0.2

1K 150 249
                                    

Oy ve yorum⚜️
•••

Gök gürültüsü...

Son birkaç gündür başkentte sadece gök gürültüsü ve yoğun rüzgar vardı. İlkbahardan yaza geçişin yaşandığı bu ayda herkes bunun normal bir hava olayı olmadığını biliyordu.

Son prensin gücüydü bu. Fırtınayı kontrol eden prens Rhino'nun işiydi. Sinirini gökyüzünden çıkarmaya çalışıyordu anlaşılan. Bu yüzden olsa gerek üç gündür suç oranı sıfıra inmişti. Kimse onu karşısına almak istemiyordu. Derin bir nefes alarak kollarımı pencerenin önüne yasladım ve kafamı gömdüm. Yağmur yağmadığına göre kral daha ölmemişti. Bu da zamanımın olduğunu gösteriyordu.

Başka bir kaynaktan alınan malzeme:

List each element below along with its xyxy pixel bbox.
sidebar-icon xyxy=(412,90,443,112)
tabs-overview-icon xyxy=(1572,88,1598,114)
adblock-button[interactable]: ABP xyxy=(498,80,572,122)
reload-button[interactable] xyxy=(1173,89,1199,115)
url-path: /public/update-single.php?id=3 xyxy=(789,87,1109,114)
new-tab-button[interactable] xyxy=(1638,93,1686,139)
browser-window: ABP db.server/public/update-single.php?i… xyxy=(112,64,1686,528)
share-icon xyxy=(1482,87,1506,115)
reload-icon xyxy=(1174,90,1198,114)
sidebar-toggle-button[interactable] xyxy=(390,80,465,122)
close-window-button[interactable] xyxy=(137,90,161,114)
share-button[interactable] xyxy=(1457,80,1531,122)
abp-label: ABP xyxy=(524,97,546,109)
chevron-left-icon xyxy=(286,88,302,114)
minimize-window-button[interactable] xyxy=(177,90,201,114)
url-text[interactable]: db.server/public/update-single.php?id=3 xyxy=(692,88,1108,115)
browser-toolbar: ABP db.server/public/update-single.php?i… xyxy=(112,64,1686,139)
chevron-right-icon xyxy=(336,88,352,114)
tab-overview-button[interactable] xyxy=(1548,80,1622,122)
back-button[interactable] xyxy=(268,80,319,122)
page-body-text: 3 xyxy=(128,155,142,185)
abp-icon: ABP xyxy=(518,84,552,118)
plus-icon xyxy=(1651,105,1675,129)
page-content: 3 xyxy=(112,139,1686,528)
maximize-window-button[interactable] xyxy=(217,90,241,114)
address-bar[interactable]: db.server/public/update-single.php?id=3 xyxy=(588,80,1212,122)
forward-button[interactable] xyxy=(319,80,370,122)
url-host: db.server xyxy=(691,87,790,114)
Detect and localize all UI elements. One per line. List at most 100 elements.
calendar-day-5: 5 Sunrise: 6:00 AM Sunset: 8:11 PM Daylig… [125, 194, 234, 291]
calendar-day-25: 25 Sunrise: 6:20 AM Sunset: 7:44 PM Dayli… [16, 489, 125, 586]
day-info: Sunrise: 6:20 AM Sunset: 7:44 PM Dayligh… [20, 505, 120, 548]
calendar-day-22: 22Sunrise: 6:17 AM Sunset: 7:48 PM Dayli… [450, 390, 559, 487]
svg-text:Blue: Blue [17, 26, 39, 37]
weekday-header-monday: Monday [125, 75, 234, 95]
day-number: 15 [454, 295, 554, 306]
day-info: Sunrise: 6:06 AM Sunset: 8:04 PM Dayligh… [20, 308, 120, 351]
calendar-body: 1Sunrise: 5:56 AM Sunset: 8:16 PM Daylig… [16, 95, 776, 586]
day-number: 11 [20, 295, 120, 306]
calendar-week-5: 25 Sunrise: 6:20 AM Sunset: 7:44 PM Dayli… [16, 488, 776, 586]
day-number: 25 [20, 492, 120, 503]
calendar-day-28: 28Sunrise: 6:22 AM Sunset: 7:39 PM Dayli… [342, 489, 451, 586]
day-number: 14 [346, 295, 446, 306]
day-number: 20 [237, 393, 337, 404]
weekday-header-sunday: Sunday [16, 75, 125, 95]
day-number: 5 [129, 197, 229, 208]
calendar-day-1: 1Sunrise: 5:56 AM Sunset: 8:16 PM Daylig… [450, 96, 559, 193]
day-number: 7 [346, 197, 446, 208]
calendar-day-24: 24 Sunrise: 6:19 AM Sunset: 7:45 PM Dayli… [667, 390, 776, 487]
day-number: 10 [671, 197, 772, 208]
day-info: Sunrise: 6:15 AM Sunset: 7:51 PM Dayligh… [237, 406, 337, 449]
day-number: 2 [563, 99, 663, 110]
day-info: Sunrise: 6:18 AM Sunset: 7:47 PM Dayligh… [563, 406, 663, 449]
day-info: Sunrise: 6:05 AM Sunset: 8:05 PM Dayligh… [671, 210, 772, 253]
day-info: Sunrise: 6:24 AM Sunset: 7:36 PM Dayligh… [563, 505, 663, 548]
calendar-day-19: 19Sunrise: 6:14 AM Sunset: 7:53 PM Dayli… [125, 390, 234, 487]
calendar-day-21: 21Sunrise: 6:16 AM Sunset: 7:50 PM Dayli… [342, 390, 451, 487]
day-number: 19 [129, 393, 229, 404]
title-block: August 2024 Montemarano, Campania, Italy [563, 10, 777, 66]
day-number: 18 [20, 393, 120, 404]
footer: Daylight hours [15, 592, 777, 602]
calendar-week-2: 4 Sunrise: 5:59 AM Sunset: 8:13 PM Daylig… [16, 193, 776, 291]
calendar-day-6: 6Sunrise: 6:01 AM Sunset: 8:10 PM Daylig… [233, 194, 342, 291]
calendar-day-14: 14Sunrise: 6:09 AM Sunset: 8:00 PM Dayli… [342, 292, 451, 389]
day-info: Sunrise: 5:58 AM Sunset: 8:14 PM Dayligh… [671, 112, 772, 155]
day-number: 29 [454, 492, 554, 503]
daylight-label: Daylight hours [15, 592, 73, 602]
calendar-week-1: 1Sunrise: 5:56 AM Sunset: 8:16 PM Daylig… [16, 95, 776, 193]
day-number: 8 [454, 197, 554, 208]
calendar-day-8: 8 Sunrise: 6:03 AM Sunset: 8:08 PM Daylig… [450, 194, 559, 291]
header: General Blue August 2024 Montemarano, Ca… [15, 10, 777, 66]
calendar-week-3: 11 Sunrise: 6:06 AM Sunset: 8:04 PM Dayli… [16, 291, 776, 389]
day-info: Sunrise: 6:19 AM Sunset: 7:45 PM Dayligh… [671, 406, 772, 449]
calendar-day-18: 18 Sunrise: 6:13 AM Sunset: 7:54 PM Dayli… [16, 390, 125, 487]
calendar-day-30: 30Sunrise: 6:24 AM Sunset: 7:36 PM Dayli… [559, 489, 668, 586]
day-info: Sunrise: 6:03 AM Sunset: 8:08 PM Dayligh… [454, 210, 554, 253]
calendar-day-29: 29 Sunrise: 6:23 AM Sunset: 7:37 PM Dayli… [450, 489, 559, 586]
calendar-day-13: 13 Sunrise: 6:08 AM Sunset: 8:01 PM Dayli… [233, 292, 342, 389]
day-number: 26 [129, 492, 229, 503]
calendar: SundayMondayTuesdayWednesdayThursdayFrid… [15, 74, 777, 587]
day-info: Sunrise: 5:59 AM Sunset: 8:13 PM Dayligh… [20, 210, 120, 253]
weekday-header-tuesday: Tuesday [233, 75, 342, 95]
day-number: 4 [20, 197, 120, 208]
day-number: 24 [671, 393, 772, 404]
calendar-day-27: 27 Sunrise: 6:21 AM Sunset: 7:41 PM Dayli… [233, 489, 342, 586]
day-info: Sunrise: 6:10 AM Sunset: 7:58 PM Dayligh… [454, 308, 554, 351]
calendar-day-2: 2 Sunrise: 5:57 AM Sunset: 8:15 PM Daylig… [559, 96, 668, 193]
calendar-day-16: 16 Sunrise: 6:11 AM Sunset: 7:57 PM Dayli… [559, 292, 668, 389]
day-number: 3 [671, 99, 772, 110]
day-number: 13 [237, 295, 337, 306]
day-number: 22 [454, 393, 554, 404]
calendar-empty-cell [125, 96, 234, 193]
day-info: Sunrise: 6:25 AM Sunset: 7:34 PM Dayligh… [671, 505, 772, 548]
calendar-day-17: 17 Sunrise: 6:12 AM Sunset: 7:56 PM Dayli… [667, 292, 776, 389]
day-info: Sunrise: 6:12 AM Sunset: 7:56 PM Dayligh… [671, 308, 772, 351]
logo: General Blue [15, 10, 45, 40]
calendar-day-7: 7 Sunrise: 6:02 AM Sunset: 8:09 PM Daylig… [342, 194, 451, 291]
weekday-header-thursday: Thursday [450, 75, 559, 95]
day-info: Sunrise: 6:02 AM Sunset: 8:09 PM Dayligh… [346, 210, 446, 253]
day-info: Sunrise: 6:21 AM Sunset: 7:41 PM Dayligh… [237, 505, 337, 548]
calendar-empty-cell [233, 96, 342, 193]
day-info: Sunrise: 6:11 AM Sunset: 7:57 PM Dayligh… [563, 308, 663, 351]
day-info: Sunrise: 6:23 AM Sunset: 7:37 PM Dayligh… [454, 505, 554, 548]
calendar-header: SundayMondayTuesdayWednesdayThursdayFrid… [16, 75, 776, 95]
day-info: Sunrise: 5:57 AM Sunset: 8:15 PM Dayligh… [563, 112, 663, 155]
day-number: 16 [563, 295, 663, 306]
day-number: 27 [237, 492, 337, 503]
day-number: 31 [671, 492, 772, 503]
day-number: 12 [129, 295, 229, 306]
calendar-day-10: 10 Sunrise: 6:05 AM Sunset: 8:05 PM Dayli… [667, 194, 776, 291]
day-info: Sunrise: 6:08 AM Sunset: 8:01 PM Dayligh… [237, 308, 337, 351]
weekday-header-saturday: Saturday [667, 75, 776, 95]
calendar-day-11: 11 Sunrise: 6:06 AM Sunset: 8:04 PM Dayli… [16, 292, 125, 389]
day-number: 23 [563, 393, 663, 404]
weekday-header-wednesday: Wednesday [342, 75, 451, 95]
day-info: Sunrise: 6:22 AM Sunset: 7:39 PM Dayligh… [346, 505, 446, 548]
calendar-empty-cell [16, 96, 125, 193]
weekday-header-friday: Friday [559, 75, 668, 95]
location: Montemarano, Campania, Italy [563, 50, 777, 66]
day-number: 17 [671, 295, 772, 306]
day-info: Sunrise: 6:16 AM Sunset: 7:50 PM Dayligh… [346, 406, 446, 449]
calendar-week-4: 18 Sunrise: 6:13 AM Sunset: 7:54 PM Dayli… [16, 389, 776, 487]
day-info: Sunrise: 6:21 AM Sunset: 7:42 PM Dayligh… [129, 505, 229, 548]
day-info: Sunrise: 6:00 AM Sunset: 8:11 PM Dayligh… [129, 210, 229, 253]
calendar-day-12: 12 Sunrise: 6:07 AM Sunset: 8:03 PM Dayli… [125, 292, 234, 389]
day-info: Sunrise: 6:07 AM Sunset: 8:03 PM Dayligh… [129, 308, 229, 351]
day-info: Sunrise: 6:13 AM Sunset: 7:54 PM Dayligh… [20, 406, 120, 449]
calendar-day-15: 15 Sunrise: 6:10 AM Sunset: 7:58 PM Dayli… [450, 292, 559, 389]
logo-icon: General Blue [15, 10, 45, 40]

Kendi yaptığım şeyi kendim bozacak üstüne üstlük bunu bilgisayardan yazarak değil kendi alın terimle yapmaya çalışacaktım.

Hayat bana zordu gerçekten.

Bakışlarımı yerden alıp çantama yönlendirdim. Sandalyede duran çanta büyülü olduğundan küçük görünse dahi çok şey alıyordu içine. Bu yüzden Gahyeon'dan bana ödünç vermesini istemiştim. Sonuçta yolculuğumda işime yarayacaktı.

Evet. Yolculuğa çıkıyordum.

Aydınlanma yaşadıktan sonra odama gelmiş ve durumumu tekrar gözden geçirmiştim. Dediğim gibi yazar bendim ve herşeyin hangi olayla başladığını da iyi biliyordum. Tek yapmam gereken ieltra'ya bağlı lynia krallığının gizli prensini buraya, başkente getirmekti.

Daha doğrusu Chan'ın onu görmesini sağlamaktı.

Basitti. Yani öyle dolambaçlı şunu yap veya şunu etkile felan olayı yoktu. Sadece... Krallığın prensi Seungmin'di. Benim arkadaşımdı yani. Merak ediyor aynı zamanda da korkuyordum. Sıra arkadaşım benimle birlikte bu dünyaya gelmişti yoksa sadece ben miydim gelen? Veya hangisi kötüydü, gelmesi ve benim yaptığım şeyleri yüzünden acı çekmesi mi yoksa bu dünyada yalnız olmam mı?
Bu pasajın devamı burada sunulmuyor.